Tous les enfants vous diront qu’il faut beaucoup de courage pour terrasser un dragon. Et vous serez d’accord. Mais ce que nous ne semblons pas vouloir comprendre, c’est qu’un virus microscopique qui a déjà infecté 48 millions de personnes et qui en a tué plus de 1 200 000 est le pire des dragons. Et que ça nous prendra encore beaucoup de courage et de patience pour s’en débarrasser.

Ce qu’il faut cependant comprendre au sujet du courage, c’est que ce n’est souvent qu’une réaction chimique physiologique à la peur. La peur galvanise nos énergies. Demandez à n’importe quel soldat qui s’est trouvé dans la ligne de mire d’un ennemi et qui a survécu. Il aura peut-être gagné une médaille de bravoure, mais, s’il vous connait bien, il vous avouera peut-être qu’il n’a qu’essayé de ne pas faire dans ses culottes.

Au début de la pandémie du coronavirus, nous avons eu peur. Il faut dire que nos autorités sanitaires et nos gouvernements n’y sont pas allés de main morte. Fermeture de presque tous les lieux de travail, confinement de la population, mesures de distanciation. Ils nous ont fait comprendre que ce dragon est super dangereux, nous avons eu peur et nous avons réagi avec courage. Pendant quelques mois, nous sommes restés chez-nous, nous nous sommes lavé les mains à répétition, avons porté masque et gants lors de sorties obligatoires. En fait, nous avons dit à ce dragon : «Tu ne m’auras pas et comme tu n’auras rien à manger, tu mourras».

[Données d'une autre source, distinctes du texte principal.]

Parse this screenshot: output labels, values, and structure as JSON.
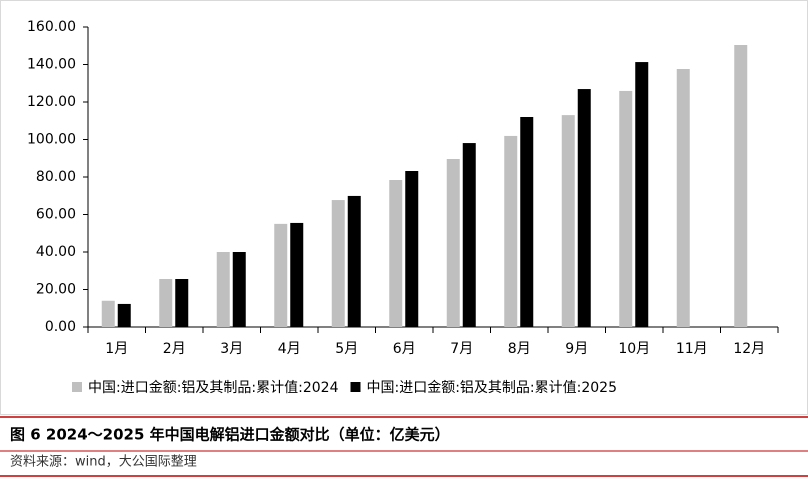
{
  "chart_data": {
    "type": "bar",
    "categories": [
      "1月",
      "2月",
      "3月",
      "4月",
      "5月",
      "6月",
      "7月",
      "8月",
      "9月",
      "10月",
      "11月",
      "12月"
    ],
    "series": [
      {
        "name": "中国:进口金额:铝及其制品:累计值:2024",
        "color": "#bfbfbf",
        "values": [
          14,
          25.6,
          40,
          55,
          67.7,
          78.4,
          89.6,
          101.9,
          113,
          125.9,
          137.6,
          150.4
        ]
      },
      {
        "name": "中国:进口金额:铝及其制品:累计值:2025",
        "color": "#000000",
        "values": [
          12.3,
          25.6,
          40,
          55.5,
          69.9,
          83.2,
          98.1,
          112,
          126.9,
          141.3,
          null,
          null
        ]
      }
    ],
    "ylim": [
      0,
      160
    ],
    "yticks": [
      {
        "value": 0,
        "label": "0.00"
      },
      {
        "value": 20,
        "label": "20.00"
      },
      {
        "value": 40,
        "label": "40.00"
      },
      {
        "value": 60,
        "label": "60.00"
      },
      {
        "value": 80,
        "label": "80.00"
      },
      {
        "value": 100,
        "label": "100.00"
      },
      {
        "value": 120,
        "label": "120.00"
      },
      {
        "value": 140,
        "label": "140.00"
      },
      {
        "value": 160,
        "label": "160.00"
      }
    ],
    "grid": false,
    "legend": "bottom"
  },
  "caption": "图 6 2024～2025 年中国电解铝进口金额对比（单位：亿美元）",
  "source": "资料来源：wind，大公国际整理"
}
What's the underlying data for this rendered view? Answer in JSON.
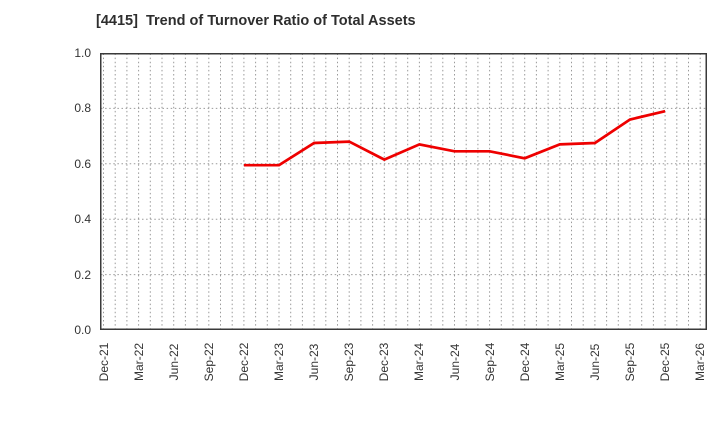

La technologie nous a aidés. Lorsqu’abrutis de solitude nous n’en pouvions plus, nous pouvions toujours téléphoner, zoomer ou skyper avec notre famille, nos amis. Ça a duré quelque deux mois, mais notre courage a fini par avoir des limites. Notre tempérament grégaire n’a pu résister au beau temps du printemps. Surtout que la courbe d’infection s’aplatissait comme peau de chagrin. Nous avons cru que le dragon était blessé à mort. Les dernières semaines nous montrent cependant que nous avions tort. Le virus est revenu en force et nous ne pouvons baisser les bras. Il nous faut encore faire montre de courage.

Cette fois, la bataille sera d’autant plus rude que nous sommes devenus complaisants et que nous avons des traitres dans notre armée. Oui, oui, des traitres, ces gens qui nient l’existence du dragon, qui refusent de se plier aux mesures sanitaires, qui essaient de nous faire croire que notre courage n’est en fait que pleutrerie face au gouvernement. Leur chef, une espèce de menteur qui avait réussi à prendre le contrôle d’un pays pour y donner libre cours au dragon, vient d’être lui-même vaincu par un vaillant chevalier. Mais il a eu le temps d’endoctriner des disciples qui sont maintenant alliés au virus sans s’en rendre compte. Nous devons maintenant les contrer.

Cette fois, la bataille sera aussi beaucoup plus longue avec des résultats beaucoup plus aléatoires. Tous les experts en virus nous confirment que le dragon est ici pour encore quelques années. Même si nous découvrons une nouvelle arme, un vaccin, nous devrons continuer d’être courageux. Souhaitons que nous en ayons la force.